In the U.S., the Dow Jones industrial average was up 0.4 percent at 12,915 while the broader S&P 500 index rose 0.4 percent to 1,379.
The advance in the U.S. came in spite of a 34,000 increase in weekly jobless claims to a three-week high of 386,000. The increase more than retraced the previous week's fall.
However, the impact in the markets was muted given the previous week's figure was revised up, raising questions about the underlying picture.
"It is hard to judge whether the picture is better or worse although the weight of other anecdotal evidence surrounding the labor market tells us things are slightly worse," said Andrew Wilkinson, senior market strategist at Miller Tabak & Co.
The positive tone in markets has also been helped by some solid corporate earnings from many U.S. banks, such as Goldman Sachs, and companies like IBM and eBay, helping offset ongoing worries over European debt levels.
A Spanish auction earlier did little to alleviate concerns over the country ahead of a Friday conference call between eurozone finance ministers. The ministers are expected to back the release of the first batch of funds for the bailout of Spain's banks
Spain did manage to sell about €3 billion ($3.67 billion) in medium-term debt, but it had to pay high interest rates due to worries about the government's ability to right its finances.
Concerns over the debt levels of many European countries have weighed heavily on the euro over the past few weeks, sending the single currency down to a two-year low below $1.22 earlier this week. By midafternoon, the euro was down 0.4 percent at $1.2234.

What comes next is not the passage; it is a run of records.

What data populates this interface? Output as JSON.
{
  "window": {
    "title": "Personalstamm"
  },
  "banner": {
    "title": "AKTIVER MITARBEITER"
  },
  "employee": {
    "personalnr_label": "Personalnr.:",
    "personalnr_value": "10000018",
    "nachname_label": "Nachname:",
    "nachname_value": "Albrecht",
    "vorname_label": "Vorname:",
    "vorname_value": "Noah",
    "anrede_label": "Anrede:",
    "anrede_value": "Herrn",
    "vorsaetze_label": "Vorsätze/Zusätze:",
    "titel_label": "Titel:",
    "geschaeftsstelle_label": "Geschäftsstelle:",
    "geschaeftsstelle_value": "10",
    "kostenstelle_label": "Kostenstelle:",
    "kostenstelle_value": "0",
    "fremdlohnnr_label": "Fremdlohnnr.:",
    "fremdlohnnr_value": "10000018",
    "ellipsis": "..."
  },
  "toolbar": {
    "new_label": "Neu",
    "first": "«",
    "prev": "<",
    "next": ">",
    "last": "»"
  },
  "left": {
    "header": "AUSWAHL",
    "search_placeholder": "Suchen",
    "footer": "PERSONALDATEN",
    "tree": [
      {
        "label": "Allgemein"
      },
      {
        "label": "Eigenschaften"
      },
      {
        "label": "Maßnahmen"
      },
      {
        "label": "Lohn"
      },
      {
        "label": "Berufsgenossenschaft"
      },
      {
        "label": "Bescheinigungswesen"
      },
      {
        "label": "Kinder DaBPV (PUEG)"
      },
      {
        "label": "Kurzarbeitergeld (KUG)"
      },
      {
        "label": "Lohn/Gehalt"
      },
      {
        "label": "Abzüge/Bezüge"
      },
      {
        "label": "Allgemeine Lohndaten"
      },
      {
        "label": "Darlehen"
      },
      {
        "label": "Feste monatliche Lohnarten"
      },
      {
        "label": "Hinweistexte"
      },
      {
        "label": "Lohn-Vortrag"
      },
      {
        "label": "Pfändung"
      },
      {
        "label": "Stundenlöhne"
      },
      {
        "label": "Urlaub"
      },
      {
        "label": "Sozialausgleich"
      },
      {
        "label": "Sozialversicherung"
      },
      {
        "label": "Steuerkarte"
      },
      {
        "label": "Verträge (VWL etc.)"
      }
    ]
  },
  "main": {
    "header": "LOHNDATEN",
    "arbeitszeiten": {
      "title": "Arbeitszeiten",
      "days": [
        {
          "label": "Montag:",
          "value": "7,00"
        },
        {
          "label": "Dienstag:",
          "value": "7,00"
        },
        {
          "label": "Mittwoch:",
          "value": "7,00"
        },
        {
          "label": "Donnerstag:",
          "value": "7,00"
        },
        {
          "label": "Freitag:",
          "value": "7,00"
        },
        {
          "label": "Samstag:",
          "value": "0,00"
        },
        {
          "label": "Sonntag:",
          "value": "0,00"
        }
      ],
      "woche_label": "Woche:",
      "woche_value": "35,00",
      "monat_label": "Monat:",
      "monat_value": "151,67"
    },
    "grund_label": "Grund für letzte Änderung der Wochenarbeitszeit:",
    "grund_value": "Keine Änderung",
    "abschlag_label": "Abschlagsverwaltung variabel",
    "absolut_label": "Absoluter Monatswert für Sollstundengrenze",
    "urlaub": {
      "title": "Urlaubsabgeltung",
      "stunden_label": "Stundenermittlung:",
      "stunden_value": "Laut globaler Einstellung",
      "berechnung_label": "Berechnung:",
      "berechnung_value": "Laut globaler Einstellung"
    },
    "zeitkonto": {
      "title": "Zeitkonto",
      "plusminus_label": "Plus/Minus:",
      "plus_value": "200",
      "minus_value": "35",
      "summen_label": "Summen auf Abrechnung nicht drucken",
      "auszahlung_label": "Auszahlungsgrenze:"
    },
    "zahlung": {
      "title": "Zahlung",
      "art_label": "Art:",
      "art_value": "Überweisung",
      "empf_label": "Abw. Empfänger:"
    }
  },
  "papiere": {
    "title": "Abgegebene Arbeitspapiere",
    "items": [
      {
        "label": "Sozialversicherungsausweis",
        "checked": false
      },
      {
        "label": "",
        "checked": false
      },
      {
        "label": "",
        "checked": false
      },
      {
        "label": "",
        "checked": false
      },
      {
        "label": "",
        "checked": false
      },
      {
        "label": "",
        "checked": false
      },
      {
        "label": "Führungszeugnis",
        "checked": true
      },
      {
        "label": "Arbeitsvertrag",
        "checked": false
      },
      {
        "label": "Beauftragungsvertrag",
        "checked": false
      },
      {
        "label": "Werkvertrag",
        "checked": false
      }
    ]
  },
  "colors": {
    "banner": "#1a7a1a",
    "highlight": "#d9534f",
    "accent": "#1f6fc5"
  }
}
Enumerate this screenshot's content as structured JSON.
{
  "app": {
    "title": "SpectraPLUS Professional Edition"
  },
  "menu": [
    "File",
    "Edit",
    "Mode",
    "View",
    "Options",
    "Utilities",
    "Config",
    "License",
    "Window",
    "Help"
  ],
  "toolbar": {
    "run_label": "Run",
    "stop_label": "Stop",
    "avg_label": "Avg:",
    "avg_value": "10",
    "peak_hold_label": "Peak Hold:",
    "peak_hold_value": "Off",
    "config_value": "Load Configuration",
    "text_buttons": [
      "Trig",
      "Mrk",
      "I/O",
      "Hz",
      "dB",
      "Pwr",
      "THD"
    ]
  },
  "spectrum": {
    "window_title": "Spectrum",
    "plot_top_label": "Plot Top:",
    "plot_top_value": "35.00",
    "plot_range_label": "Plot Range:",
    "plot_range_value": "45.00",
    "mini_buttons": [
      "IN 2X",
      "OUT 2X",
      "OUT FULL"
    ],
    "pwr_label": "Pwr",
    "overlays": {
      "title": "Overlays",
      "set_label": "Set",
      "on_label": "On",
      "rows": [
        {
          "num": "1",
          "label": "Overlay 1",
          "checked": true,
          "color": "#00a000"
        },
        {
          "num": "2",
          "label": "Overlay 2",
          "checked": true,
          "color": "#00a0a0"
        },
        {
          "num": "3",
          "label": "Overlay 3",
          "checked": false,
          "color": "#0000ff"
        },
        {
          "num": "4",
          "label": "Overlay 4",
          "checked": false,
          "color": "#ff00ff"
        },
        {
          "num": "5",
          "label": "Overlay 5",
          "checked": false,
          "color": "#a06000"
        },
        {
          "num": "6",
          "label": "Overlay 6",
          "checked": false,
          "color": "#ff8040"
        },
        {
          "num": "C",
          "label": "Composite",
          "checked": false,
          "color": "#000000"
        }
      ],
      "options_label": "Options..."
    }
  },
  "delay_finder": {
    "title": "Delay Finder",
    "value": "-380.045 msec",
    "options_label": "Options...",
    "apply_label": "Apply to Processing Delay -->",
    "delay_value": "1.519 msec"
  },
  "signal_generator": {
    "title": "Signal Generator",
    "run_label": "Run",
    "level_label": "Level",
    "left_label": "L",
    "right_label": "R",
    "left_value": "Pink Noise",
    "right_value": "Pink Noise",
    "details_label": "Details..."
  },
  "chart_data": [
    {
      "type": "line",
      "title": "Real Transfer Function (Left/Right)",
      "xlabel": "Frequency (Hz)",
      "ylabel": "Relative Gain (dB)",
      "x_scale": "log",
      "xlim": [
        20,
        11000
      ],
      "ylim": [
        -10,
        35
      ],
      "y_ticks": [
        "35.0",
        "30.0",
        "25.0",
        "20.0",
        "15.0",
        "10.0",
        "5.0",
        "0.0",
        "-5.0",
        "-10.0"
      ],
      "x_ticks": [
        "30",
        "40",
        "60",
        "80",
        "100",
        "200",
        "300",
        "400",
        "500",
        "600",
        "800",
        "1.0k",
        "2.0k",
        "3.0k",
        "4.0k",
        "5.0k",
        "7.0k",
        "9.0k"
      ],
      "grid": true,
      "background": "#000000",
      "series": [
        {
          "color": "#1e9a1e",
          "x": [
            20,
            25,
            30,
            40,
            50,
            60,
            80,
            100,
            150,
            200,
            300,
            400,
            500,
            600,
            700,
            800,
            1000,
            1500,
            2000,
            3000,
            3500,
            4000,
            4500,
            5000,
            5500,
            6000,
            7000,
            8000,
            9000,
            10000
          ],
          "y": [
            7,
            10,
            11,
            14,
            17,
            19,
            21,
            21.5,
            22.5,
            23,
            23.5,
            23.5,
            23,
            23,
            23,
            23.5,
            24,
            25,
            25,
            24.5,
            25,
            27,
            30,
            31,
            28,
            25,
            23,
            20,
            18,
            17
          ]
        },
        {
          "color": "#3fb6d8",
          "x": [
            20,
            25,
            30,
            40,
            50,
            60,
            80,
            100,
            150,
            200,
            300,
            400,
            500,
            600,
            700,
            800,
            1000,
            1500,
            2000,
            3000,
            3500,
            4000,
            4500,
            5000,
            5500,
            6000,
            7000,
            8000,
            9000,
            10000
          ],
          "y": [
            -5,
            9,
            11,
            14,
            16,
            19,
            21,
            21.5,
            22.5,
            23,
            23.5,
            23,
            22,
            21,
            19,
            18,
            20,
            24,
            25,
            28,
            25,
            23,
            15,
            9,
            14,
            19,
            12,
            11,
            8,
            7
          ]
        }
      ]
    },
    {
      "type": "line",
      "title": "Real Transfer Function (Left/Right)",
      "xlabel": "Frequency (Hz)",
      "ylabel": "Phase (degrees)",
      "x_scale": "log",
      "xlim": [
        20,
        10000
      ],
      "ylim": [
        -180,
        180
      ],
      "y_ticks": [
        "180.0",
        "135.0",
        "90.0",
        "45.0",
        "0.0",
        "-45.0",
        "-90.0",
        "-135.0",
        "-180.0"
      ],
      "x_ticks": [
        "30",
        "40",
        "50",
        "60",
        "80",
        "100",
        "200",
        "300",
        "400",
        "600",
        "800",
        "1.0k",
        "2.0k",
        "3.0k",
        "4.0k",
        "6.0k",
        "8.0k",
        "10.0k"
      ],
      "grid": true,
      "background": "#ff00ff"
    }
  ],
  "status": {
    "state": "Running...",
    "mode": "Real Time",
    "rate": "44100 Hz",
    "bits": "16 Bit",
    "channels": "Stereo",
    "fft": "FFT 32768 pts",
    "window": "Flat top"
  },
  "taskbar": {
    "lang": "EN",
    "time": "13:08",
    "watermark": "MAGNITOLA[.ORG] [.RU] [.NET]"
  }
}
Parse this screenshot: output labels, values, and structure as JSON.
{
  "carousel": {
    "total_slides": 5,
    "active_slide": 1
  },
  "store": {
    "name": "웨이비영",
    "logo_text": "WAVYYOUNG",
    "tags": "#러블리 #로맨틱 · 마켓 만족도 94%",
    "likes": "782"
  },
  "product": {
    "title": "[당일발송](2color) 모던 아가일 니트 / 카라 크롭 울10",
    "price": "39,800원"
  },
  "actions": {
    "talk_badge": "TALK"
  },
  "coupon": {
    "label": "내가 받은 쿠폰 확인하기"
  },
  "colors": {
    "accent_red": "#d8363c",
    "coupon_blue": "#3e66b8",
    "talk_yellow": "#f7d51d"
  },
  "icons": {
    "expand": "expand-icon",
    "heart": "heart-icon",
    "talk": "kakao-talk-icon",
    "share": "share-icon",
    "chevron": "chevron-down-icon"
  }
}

Earlier in Asia, Japan's Nikkei 225 rose 0.8 percent to 8,795.55 and South Korea's Kospi jumped 1.6 percent to 1,822.96. Hong Kong's Hang Seng was up 1.7 percent 19,559.05 and China's Shanghai Composite Index added 0.8 percent to 2,184.84.
Oil prices were higher amid renewed tensions in the Middle East — benchmark crude for August delivery was up $2.42 at $92.30 a barrel in electronic trading on the New York Mercantile Exchange.